Cem mil vozes entoando de forma ritmada:
— Mana é assassinato… Não matem o planeta… Voz Verde é a voz do povo!"
Vou começar esse post fazendo um desabafo: nunca gostei daquela história de que "o escritor não deve inventar gêneros". Sim, reconheço que essa reclamação soa bem amadora da minha parte, mas é sincerona. Ser artista, criar e inovar não é fácil, pois as pessoas têm receio de novidade, têm medo de experimentar. Claro que, tratando-se de mercado, tudo é imprevisível, e o improvável pode cair no gosto popular.
Só que é risco.
Esse chororô tem um propósito: enaltecer o livro que trago hoje.
"Rosena Valerius desenvolveu a primeira versão da Forja meses após o falecimento de Fabriciano Noble. Vitimado por um câncer no pâncreas após três décadas no poder, o Primeiro Regente foi substituído por seu filho mais velho, Beleno. Gaspar e Rosena Valerius viam o novo Regente-Geral como um líder fraco no cenário político e decidiram não compartilhar a tecnologia por trás do forjamento com o governo, mantendo as gemas para uso exclusivo da Arcanum, o que representava uma quebra no contrato entre as duas partes."
Vera Cruz está passando por uma séria crise política pós-conflito-nuclear de escala global. O cenário faz com que o país invista na extração de mana, substância encontrada no núcleo terrestre. Com sucesso, a matéria passa a ser usada como fonte de energia universal, elevando Vera Cruz a potência mundial. Porém a extração dessa nova fonte de energia começa a causar impactos negativos no meio ambiente, pondo a saúde do planeta em risco. Diante disso, o grupo "Voz verde" toma a frente de ondas de protestos violentos, com direito a ataques nas usinas de energia de mana. O quadro torna-se ainda mais animoso quando a filha Regente-General do país passa a correr risco de vida.
Quem se envolve com tudo isso é Marcel, um jovem estudante que está se preparando para se tornar um arcanista: um soldado que disponibilza seu corpo como canal de energia mana, tornando-se, também, fonte de força e poder.
"Marcel apoiou-se no bastão para não cair. Um afluxo subiu até a boca e pensou que vomitaria, apenas cuspiu. Olhou para o grandalhão curvado e não conseguiu conter-se. Ergueu o joelho e atingiu o capacete com a sola da bota. O inimigo caiu de costas com todo o peso do corpo."

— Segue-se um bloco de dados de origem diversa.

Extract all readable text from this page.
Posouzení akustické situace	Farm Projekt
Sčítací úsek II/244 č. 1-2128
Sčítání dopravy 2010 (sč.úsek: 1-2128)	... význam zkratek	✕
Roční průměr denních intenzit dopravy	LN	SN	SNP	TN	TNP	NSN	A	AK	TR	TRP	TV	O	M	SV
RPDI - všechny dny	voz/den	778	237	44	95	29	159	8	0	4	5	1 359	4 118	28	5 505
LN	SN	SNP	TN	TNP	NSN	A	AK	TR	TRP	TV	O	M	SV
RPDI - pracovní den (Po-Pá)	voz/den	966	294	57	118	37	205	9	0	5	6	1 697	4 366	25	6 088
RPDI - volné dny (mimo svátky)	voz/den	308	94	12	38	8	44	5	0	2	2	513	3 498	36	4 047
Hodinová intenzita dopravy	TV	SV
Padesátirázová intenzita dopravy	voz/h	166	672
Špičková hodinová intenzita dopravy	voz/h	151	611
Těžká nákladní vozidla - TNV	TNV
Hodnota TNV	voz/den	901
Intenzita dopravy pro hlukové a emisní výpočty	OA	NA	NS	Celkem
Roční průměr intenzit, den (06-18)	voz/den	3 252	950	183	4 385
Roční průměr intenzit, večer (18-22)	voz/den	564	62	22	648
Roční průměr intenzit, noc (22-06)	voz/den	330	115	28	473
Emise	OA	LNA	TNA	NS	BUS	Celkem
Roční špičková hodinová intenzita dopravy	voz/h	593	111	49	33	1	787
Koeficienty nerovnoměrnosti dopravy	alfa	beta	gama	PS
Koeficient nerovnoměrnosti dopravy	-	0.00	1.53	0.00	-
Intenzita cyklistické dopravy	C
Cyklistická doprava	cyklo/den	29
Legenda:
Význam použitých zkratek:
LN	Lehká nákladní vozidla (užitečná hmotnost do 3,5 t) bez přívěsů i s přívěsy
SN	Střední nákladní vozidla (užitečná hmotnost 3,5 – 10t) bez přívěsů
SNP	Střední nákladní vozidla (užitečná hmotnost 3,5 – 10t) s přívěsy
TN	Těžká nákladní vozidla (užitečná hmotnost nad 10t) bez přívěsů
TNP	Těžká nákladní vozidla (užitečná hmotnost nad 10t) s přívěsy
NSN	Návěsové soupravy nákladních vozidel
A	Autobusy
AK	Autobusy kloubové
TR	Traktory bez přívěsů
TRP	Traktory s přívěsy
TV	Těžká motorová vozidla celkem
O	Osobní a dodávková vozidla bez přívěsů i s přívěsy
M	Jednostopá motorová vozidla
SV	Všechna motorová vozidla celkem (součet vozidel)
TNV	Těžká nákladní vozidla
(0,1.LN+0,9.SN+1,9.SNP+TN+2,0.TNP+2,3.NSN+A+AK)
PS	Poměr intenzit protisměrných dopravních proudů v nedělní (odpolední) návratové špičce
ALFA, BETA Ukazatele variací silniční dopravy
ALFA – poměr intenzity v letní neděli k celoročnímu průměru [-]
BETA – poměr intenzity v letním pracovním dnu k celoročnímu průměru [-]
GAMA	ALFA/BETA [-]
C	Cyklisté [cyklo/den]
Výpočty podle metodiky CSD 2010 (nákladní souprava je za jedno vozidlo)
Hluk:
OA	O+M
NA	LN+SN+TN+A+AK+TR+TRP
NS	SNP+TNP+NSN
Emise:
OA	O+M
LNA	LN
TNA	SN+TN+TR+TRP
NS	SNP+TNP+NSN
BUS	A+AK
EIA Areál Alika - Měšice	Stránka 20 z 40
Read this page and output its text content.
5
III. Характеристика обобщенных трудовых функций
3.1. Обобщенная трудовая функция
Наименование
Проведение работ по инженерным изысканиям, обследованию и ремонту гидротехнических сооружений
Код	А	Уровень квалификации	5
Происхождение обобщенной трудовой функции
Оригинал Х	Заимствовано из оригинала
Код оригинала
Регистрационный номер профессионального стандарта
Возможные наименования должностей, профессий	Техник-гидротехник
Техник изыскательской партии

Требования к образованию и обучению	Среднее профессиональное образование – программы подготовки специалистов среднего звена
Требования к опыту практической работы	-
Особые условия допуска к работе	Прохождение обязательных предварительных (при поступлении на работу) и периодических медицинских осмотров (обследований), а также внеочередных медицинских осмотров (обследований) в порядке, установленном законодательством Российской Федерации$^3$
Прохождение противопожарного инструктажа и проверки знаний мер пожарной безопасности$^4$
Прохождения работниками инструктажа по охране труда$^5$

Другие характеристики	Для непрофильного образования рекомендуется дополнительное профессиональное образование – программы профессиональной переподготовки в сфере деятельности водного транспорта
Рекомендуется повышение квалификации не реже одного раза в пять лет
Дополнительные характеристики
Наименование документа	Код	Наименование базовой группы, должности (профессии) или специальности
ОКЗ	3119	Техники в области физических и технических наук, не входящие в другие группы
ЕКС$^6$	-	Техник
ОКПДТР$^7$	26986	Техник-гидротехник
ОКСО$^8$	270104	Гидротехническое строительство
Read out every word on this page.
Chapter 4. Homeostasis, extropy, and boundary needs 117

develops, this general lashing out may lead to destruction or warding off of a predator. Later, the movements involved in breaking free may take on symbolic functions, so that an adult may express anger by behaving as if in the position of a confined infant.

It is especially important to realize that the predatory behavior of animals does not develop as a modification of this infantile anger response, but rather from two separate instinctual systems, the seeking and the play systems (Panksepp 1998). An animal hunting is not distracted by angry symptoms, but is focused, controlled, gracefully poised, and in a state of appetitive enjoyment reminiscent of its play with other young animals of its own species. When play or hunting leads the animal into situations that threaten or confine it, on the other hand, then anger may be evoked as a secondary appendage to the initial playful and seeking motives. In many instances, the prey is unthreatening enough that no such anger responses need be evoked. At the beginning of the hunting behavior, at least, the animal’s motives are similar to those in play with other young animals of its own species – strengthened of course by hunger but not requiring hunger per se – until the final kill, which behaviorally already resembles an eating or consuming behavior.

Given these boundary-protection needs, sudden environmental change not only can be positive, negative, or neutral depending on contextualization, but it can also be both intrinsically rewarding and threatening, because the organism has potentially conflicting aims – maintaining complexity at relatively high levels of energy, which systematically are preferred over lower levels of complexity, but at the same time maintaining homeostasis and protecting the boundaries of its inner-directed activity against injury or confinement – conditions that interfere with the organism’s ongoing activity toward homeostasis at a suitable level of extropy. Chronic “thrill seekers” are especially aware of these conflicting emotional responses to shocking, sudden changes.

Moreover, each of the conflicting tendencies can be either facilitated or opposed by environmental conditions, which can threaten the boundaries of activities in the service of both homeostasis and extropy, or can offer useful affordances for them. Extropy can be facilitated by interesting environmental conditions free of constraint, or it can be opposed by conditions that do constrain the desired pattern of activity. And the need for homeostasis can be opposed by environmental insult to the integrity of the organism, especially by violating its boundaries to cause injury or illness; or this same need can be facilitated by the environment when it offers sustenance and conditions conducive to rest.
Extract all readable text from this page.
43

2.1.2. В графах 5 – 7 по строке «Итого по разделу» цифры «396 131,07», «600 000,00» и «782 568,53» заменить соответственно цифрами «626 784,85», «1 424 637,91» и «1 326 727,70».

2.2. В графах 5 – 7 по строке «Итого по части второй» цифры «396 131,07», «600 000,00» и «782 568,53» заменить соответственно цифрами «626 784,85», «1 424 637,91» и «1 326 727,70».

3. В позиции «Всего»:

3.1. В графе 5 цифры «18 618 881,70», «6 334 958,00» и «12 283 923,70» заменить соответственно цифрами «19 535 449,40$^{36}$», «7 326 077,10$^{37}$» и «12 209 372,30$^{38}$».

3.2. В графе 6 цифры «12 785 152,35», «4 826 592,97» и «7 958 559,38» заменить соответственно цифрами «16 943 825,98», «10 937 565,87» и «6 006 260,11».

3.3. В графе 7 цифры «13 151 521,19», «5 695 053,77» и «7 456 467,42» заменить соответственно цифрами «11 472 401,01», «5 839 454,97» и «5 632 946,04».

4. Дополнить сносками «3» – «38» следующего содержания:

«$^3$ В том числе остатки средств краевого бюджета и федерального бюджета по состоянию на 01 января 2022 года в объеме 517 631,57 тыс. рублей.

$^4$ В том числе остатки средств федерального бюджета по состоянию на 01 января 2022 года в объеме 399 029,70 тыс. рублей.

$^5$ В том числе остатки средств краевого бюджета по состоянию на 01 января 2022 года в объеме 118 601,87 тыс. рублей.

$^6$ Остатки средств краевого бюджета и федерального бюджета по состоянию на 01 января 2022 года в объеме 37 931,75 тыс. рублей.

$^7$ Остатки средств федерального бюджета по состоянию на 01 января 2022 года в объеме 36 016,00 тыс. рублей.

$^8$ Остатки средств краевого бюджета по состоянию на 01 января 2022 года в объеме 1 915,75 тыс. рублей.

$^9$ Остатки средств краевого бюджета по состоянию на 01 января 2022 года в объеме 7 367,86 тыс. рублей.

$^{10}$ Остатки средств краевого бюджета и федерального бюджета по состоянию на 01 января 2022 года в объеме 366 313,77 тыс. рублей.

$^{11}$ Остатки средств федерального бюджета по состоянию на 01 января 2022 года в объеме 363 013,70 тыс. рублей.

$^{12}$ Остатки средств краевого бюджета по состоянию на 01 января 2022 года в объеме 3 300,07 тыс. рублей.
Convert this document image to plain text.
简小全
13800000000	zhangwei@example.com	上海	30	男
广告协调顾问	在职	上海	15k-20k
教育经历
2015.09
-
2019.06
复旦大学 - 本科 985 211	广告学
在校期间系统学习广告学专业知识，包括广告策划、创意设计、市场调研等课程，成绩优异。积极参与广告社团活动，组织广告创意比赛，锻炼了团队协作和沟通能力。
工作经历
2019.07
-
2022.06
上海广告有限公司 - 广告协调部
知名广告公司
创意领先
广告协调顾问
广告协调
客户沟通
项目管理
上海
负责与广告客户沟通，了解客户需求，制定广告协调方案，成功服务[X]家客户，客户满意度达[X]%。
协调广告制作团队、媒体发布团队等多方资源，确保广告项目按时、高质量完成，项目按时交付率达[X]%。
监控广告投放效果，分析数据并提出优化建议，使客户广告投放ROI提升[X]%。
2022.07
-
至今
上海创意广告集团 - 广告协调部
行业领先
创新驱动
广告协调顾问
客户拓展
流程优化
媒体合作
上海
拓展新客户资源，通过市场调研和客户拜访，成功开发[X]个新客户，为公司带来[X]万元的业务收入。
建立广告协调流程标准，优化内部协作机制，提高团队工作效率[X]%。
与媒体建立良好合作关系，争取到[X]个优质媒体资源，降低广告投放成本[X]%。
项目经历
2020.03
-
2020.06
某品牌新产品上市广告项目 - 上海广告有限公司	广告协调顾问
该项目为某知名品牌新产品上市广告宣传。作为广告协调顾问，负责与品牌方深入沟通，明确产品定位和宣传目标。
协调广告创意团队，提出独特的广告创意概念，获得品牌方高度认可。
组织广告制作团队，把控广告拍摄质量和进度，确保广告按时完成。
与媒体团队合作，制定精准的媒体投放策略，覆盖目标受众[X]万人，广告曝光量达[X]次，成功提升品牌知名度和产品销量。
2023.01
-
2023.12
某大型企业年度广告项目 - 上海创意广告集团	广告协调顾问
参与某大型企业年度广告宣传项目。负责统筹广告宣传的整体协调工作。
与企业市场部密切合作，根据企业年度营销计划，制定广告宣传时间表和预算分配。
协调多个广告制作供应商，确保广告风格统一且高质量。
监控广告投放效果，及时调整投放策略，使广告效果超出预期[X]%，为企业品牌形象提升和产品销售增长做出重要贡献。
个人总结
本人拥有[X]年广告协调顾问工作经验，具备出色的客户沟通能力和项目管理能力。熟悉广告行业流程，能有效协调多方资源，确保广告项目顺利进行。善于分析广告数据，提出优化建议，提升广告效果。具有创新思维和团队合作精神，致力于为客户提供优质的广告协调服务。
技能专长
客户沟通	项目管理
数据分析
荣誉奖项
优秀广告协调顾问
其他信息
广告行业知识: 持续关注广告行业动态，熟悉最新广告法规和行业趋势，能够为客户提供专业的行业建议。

Arcanista reinventa gêneros, criando um novo com sua narrativa que mescla o cenário catastrófico da distopia, o maravilhoso da fantasia e o esperançoso do sci-fi: o sci-fi fantasy. É impossível não identificar o mundo real no universo da trilogia Vera Cruz, a começar porque Joe de Lima cria personagens plausíveis em planos bem amarrados: todo o espectro político de Arcanista é possível se visto por uma perspectiva pessimista de futuro.
Destaque para a construção das cenas, descritas de modo a que planos fossem mudados a partir do ponto de vista do personagem em destaque, garantindo ao leitor uma perfeita visualização do ambiente.
"A descoberta do mana no núcleo da Terra foi recebida com algo além do entusiasmo. Representava um sopro de esperança para um mundo devastado pela Guerra Absoluta. No primeiro momento, as usinas de extração do vapor energético representaram a capacidade humana de se reerguer e perseverar. Assim foi durante as primeiras décadas."
Foi a fantasia mais realista que já tive o privilégio de conhecer. Sua crítica a como nos portamos em meio a crises e a como reagimos quando temos o poder nas mãos categoriza a leitura da obra como altamente relevante, ainda mais nos dias de Brasil atual. Recomendo a todos, amantes ou não dos gêneros mencionados acima.
Arcanista é o livro 1 da trilogia Vera Cruz. Tanto ele como os demais livros encontram-se disponíveis no KU.